Impressiona-me muito encontrar alguém que pensa e sente assim, tão em sintonia comigo, uma voz vinda do outro lado do Atlântico, tão próxima, aqui no blogue do João Serra.
E o mundo fica melhor!
- Isabel X -
Isabel, ao garimparmos conhecimento a luz de idéias ou, poesias, busca-se percepção, sem vaidades, para um mundo melhor. Este Blog, por, Prof. João Serra, oferece uma linha ao pensamento, questioná-lo, até contrariá-lo. Reconheçamos; Raros, expõe-se ao crivo do que pensam ou não. Além de que, a verdade é digna de um espetáculo, e cada qual nesta andança, sabe admirar este padrão. Reconhecendo a peregrinação por vertentes ao que possa traduzir um olhar e repartir experiências. No mérito, a justa medida em que reflete sua porção de responsabilidade, e nos desafia a tal. E se, por ventura agravantes, que sejam nossas capacidades, que o Sr. Rui, tanto admira. E assuntos como os da Língua Portuguesa, veja o “Acordo Ortográfico”. Torno a questão de especificações na escrita, e retratar um perdão ao não reivindicar Camões.
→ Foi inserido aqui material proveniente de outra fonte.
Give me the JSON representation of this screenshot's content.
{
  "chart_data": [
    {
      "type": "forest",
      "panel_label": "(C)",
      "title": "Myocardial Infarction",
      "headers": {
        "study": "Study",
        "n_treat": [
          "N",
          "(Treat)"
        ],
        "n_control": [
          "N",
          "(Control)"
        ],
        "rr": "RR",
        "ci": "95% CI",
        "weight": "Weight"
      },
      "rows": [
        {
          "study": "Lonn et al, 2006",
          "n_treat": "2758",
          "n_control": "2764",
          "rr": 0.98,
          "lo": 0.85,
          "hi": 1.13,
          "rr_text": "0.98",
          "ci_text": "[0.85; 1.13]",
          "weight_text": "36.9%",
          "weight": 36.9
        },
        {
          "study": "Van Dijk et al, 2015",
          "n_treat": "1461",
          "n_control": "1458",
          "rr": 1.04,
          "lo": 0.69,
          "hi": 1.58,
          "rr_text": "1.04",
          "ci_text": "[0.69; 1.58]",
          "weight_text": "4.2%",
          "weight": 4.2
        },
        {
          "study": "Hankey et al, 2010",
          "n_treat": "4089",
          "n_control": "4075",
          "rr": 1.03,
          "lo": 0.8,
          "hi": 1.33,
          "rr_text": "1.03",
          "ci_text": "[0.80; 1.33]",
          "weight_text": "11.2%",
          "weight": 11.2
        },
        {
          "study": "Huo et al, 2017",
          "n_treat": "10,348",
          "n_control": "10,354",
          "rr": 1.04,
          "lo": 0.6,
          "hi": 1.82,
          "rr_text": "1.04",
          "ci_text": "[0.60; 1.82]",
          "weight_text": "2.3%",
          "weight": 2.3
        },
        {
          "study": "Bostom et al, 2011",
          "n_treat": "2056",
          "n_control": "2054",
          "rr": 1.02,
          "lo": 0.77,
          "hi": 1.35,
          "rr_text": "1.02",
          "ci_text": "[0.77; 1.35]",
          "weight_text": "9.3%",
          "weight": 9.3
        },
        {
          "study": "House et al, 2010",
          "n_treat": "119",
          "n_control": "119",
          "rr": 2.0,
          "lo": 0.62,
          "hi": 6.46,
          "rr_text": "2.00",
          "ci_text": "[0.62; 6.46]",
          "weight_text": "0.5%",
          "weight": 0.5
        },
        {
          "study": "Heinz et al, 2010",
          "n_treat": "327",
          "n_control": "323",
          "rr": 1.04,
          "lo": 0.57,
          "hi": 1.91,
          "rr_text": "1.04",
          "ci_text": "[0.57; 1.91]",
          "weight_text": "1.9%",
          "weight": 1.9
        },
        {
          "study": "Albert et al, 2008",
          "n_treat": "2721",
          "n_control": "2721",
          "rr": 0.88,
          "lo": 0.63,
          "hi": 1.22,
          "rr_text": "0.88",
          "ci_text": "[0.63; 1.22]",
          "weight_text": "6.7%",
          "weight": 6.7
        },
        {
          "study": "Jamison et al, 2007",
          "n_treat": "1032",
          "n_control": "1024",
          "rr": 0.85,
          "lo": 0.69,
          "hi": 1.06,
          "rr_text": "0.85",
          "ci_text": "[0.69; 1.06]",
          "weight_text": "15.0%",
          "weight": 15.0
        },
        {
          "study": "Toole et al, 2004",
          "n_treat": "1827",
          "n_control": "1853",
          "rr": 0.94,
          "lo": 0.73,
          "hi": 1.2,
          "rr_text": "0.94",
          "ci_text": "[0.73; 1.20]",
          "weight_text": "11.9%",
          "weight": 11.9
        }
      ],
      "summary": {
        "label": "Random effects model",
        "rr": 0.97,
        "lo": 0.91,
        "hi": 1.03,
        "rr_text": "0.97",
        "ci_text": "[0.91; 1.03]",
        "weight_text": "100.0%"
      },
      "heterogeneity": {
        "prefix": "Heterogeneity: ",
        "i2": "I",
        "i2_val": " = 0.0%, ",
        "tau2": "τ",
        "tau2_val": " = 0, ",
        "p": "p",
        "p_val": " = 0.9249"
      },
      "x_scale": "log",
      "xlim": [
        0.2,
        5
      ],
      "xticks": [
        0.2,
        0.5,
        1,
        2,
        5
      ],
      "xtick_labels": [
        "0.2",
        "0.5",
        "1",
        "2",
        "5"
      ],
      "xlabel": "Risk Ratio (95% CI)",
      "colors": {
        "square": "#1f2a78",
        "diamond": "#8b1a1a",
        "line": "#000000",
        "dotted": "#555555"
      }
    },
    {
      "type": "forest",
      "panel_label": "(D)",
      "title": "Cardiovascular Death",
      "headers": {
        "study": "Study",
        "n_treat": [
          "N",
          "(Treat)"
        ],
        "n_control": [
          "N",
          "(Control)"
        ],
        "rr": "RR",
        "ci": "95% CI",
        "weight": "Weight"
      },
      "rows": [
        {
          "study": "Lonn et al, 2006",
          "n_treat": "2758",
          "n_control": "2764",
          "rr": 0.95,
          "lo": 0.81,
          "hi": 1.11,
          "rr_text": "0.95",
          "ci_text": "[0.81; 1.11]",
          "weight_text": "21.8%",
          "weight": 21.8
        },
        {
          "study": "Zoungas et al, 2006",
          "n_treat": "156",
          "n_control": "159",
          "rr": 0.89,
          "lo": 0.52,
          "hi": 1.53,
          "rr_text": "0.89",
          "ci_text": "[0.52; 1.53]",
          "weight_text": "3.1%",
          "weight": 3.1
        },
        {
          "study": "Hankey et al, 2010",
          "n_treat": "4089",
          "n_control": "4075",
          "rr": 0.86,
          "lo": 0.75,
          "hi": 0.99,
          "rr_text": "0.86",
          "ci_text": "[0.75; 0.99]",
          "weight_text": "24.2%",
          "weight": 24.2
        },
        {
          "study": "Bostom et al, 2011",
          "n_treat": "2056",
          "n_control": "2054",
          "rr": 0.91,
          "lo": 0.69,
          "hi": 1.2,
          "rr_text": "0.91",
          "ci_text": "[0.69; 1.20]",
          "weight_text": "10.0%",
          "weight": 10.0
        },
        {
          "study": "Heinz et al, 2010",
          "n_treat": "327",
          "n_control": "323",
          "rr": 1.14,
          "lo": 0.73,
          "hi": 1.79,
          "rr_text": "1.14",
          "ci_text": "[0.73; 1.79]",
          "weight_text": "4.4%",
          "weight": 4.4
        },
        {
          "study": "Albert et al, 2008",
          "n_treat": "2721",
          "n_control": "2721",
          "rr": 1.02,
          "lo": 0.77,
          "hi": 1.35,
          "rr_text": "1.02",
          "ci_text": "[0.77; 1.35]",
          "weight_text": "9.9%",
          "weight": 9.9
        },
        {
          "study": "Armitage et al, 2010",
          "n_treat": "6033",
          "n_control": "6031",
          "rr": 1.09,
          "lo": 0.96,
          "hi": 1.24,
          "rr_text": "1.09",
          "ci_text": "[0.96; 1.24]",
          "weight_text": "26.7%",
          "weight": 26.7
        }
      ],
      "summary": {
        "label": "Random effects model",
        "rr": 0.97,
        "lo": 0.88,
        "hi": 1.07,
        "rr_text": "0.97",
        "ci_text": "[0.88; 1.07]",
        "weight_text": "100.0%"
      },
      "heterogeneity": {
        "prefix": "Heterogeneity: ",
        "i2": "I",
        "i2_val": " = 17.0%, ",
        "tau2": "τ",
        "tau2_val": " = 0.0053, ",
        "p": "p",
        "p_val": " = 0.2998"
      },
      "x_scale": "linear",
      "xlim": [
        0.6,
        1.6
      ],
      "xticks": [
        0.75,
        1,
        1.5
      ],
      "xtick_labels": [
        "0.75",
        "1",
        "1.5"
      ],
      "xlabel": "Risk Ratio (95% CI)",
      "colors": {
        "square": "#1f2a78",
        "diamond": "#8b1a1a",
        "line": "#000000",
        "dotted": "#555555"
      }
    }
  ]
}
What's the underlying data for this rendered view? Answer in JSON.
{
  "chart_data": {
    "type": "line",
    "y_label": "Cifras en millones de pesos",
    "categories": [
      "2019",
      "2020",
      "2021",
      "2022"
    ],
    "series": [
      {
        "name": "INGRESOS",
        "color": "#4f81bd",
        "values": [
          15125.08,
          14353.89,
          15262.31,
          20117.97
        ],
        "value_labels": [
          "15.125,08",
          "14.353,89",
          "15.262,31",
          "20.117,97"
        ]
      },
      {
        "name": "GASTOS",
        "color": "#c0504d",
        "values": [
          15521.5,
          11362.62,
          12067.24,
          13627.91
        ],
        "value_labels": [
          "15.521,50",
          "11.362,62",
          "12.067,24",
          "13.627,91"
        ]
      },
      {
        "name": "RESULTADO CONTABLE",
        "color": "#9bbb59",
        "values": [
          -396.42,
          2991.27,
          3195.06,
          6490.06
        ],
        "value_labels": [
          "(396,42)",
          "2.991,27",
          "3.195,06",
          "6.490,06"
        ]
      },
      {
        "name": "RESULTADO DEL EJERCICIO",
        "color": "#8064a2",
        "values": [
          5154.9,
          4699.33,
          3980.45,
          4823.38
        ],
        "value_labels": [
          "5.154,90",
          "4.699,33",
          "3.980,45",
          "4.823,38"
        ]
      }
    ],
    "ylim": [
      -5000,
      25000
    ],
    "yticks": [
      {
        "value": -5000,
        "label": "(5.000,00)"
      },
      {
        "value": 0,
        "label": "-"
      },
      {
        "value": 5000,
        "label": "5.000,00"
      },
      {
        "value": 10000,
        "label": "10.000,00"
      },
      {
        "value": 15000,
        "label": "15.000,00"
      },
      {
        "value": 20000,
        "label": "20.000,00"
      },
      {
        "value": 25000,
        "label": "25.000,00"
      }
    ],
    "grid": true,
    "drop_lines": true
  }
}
Isabel é como nos alimentos ou nos produtos tecnológicos. Insisto, Portugal tem que lançar e cobrar a qualidade da língua escrita nos livros. Seria um bem de ação ou, como vos quiser, uma benção. O mundo está inédito neste quesito da qualidade textual, veja o tamanho da importância, implicando consciência e compromisso em todos os países de língua portuguesa, imprimindo o testemunho no que tange a honra educativa na formação de indivíduos. Como é possível ter paz sendo cúmplices da ignorância?
" A paz trazia aos homens o desejo de ir além. Descobriam por que rezavam e, rezavam por que descobriam. Estes que achavam descobertos eram cobertos de penas, flores e bichos. E feito bichos, encobriam-se da natureza por que não sabiam rezar".